Der Klügere kippt nach Inhaltlich überschaubar: So war Balders Suff-Sendung

Moderator Hugo Egon Balder in Hamburg im Cafe Zwick bei der Live Übertragung der Sendung "Der Klügere kippt nach" Foto: dpa

Trotz oder gerade wegen der Kritik im Vorfeld der Show fand der neue Tele-5-Talk "Der Klügere kippt nach" Beachtung. Das inhaltliche Ergebnis der Sendung war allerdings überschaubar.

 

Hamburg – Es war ein Sieg der Neugier: 240 000 Zuschauer interessierten sich am Sonntagabend ab 22.15 Uhr für den neuen Tele-5-Trinktalk "Der Klügere kippt nach". Sie wollten sehen, wie in der Sendung einer nach dem anderen eingeschenkt wird. Für Tele 5 sprang damit ein Marktanteil von 1,0 Prozent heraus. Im Vergleich mit den großen Programmanbietern ist das nicht viel, für den Münchner Privatsender aber ein sehr guter Wert.

Wein, Eierlikör oder Bier – die Gäste der Show mussten bei der Premiere der TV-Talkshow-Reihe wie angekündigt nicht auf dem Trockenen sitzen. Darum kümmerte sich der "Wirt" Hugo Egon Balder (65) persönlich - er ist Mitbetreiber der Kneipe "Zwick" im Hamburger Stadtteil St. Pauli und hat sich das Konzept der Sendung ausgedacht. Die Idee: Bei einem Schlückchen mehr Alkohol achten die Gäste nicht auf jedes Wort, und so kommen interessante Wahrheiten ans Licht.

In der einstündigen Sendung, in der neben Balder und Talkleiter Wigald Boning auch Hella von Sinnen als Dauergast mitwirkt, tranken die Gäste jeweils zwei bis drei Gläser ihres "Stammgetränks" – also Wein, Bier oder ein Wodka-Mischgetränk - ergänzt durch Eierlikör beim Thema Ostern oder Ouzo, als es um die Griechenland-Krise ging. Sex-Expertin Paula Lambert, Schlagersänger Bernhard Brink und Komiker Ingmar Stadelmann saßen in der Runde: Einige tranken mehr, andere weniger.
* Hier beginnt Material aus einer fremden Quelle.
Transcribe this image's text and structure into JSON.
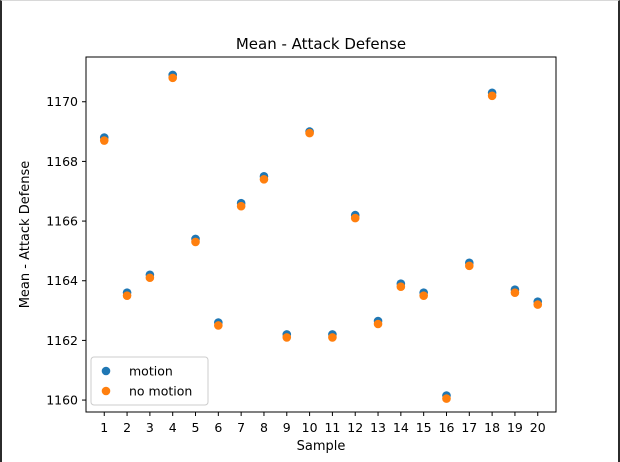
{
  "chart_data": {
    "type": "scatter",
    "title": "Mean - Attack Defense",
    "xlabel": "Sample",
    "ylabel": "Mean - Attack Defense",
    "categories": [
      "1",
      "2",
      "3",
      "4",
      "5",
      "6",
      "7",
      "8",
      "9",
      "10",
      "11",
      "12",
      "13",
      "14",
      "15",
      "16",
      "17",
      "18",
      "19",
      "20"
    ],
    "x": [
      1,
      2,
      3,
      4,
      5,
      6,
      7,
      8,
      9,
      10,
      11,
      12,
      13,
      14,
      15,
      16,
      17,
      18,
      19,
      20
    ],
    "xlim": [
      0.2,
      20.8
    ],
    "ylim": [
      1159.6,
      1171.5
    ],
    "yticks": [
      1160,
      1162,
      1164,
      1166,
      1168,
      1170
    ],
    "grid": false,
    "legend_position": "lower-left",
    "series": [
      {
        "name": "motion",
        "color": "#1f77b4",
        "values": [
          1168.8,
          1163.6,
          1164.2,
          1170.9,
          1165.4,
          1162.6,
          1166.6,
          1167.5,
          1162.2,
          1169.0,
          1162.2,
          1166.2,
          1162.65,
          1163.9,
          1163.6,
          1160.15,
          1164.6,
          1170.3,
          1163.7,
          1163.3
        ]
      },
      {
        "name": "no motion",
        "color": "#ff7f0e",
        "values": [
          1168.7,
          1163.5,
          1164.1,
          1170.8,
          1165.3,
          1162.5,
          1166.5,
          1167.4,
          1162.1,
          1168.95,
          1162.1,
          1166.1,
          1162.55,
          1163.8,
          1163.5,
          1160.05,
          1164.5,
          1170.2,
          1163.6,
          1163.2
        ]
      }
    ]
  }
}
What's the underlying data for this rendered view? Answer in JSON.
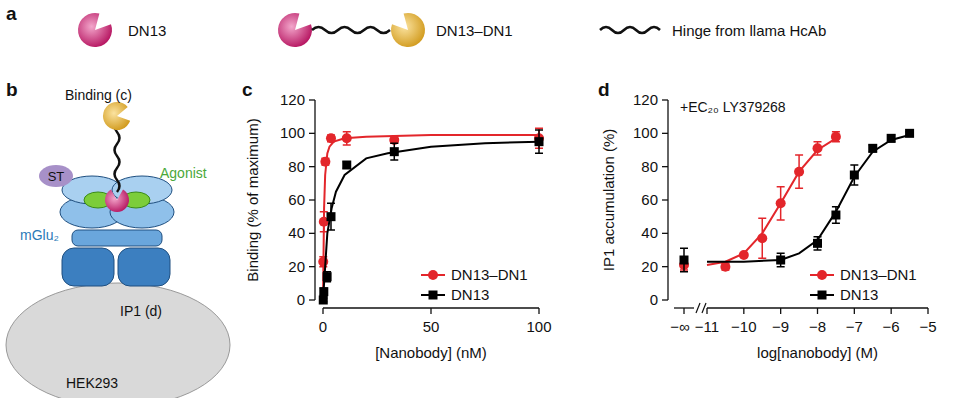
{
  "panel_letters": [
    "a",
    "b",
    "c",
    "d"
  ],
  "panel_a": {
    "items": [
      "DN13",
      "DN13–DN1",
      "Hinge from llama HcAb"
    ]
  },
  "panel_b": {
    "title": "Binding (c)",
    "labels": [
      "ST",
      "Agonist",
      "mGlu₂",
      "IP1 (d)",
      "HEK293"
    ]
  },
  "chart_data": [
    {
      "type": "scatter",
      "x_label": "[Nanobody] (nM)",
      "y_label": "Binding (% of maximum)",
      "xlim": [
        0,
        100
      ],
      "xticks": [
        0,
        50,
        100
      ],
      "ylim": [
        0,
        120
      ],
      "yticks": [
        0,
        20,
        40,
        60,
        80,
        100,
        120
      ],
      "legend": "lower right",
      "series": [
        {
          "name": "DN13–DN1",
          "color": "#e3262b",
          "marker": "circle",
          "x": [
            0.12,
            0.37,
            1.1,
            3.7,
            11,
            33,
            100
          ],
          "values": [
            23,
            47,
            83,
            97,
            97,
            96,
            97
          ],
          "errors": [
            3,
            6,
            2,
            2,
            4,
            2,
            6
          ],
          "fit": {
            "x": [
              0,
              0.5,
              1,
              2,
              3,
              5,
              10,
              20,
              50,
              100
            ],
            "values": [
              0,
              55,
              75,
              88,
              92,
              95,
              97,
              98,
              99,
              99
            ]
          }
        },
        {
          "name": "DN13",
          "color": "#000000",
          "marker": "square",
          "x": [
            0.12,
            0.37,
            1.9,
            3.7,
            11,
            33,
            100
          ],
          "values": [
            0,
            5,
            14,
            50,
            81,
            89,
            95
          ],
          "errors": [
            1,
            2,
            3,
            8,
            2,
            5,
            7
          ],
          "fit": {
            "x": [
              0,
              2,
              4,
              6,
              10,
              20,
              30,
              50,
              75,
              100
            ],
            "values": [
              0,
              40,
              55,
              65,
              75,
              85,
              88,
              92,
              94,
              95
            ]
          }
        }
      ]
    },
    {
      "type": "scatter",
      "annotation": "+EC₂₀ LY379268",
      "x_label": "log[nanobody] (M)",
      "y_label": "IP1 accumulation (%)",
      "xlim": [
        -11,
        -5
      ],
      "xticks": [
        {
          "value": -11,
          "label": "−11"
        },
        {
          "value": -10,
          "label": "−10"
        },
        {
          "value": -9,
          "label": "−9"
        },
        {
          "value": -8,
          "label": "−8"
        },
        {
          "value": -7,
          "label": "−7"
        },
        {
          "value": -6,
          "label": "−6"
        },
        {
          "value": -5,
          "label": "−5"
        }
      ],
      "x_baseline_label": "−∞",
      "ylim": [
        0,
        120
      ],
      "yticks": [
        0,
        20,
        40,
        60,
        80,
        100,
        120
      ],
      "legend": "lower right",
      "series": [
        {
          "name": "DN13–DN1",
          "color": "#e3262b",
          "marker": "circle",
          "baseline": 21,
          "baseline_error": 3,
          "x": [
            -10.5,
            -10,
            -9.5,
            -9,
            -8.5,
            -8,
            -7.5
          ],
          "values": [
            20,
            27,
            37,
            58,
            77,
            91,
            98
          ],
          "errors": [
            2,
            1,
            12,
            10,
            10,
            4,
            3
          ],
          "fit": {
            "x": [
              -11,
              -10.5,
              -10,
              -9.5,
              -9,
              -8.5,
              -8,
              -7.5
            ],
            "values": [
              21,
              23,
              28,
              40,
              58,
              77,
              90,
              97
            ]
          }
        },
        {
          "name": "DN13",
          "color": "#000000",
          "marker": "square",
          "baseline": 24,
          "baseline_error": 7,
          "x": [
            -9,
            -8,
            -7.5,
            -7,
            -6.5,
            -6,
            -5.5
          ],
          "values": [
            24,
            34,
            51,
            75,
            91,
            97,
            100
          ],
          "errors": [
            4,
            4,
            5,
            6,
            2,
            2,
            1
          ],
          "fit": {
            "x": [
              -11,
              -10,
              -9,
              -8.5,
              -8,
              -7.5,
              -7,
              -6.5,
              -6,
              -5.5
            ],
            "values": [
              23,
              23,
              24,
              28,
              36,
              53,
              74,
              89,
              96,
              99
            ]
          }
        }
      ]
    }
  ]
}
Wie an einem Stammtisch diskutierten die Gäste oft munter durcheinander. Brink fand die Sendung "schrill", hätte aber ernsthaftere Themen erwartet. Neues kam bei dem Talk im Sender Tele 5 nicht heraus, aber "ein paar Sachen, die es so nicht zu hören gegeben hätte", resümierte Balder.

Die Kritik kam im Vorfeld unter anderem vom Geschäftsführer der Suchthilfeorganisation Blaues Kreuz, Jürgen Naundorff. "Es ist einfach eine völlig überflüssige Sendung", sagte Naundorff in einem Interview der Deutschen Presse-Agentur. "Ich bin mir ziemlich sicher, dass sie keine Zukunft hat. Dennoch werden diese Ausstrahlungen negative Folgen haben, weil allein schon der Titel höchst problematisch ist." Dazu sagte Balder nach der Sendung: "Alles halb so schlimm. Es ist doch nicht anders als abends in der Kneipe gewesen."

Zunächst sind fünf weitere Folgen geplant. Der Kabarettist Kay Ray, Moderator Micky Beisenherz und Schauspielerin Esther Schweins sollen als nächste auf den Barhockern in St. Pauli Platz nehmen.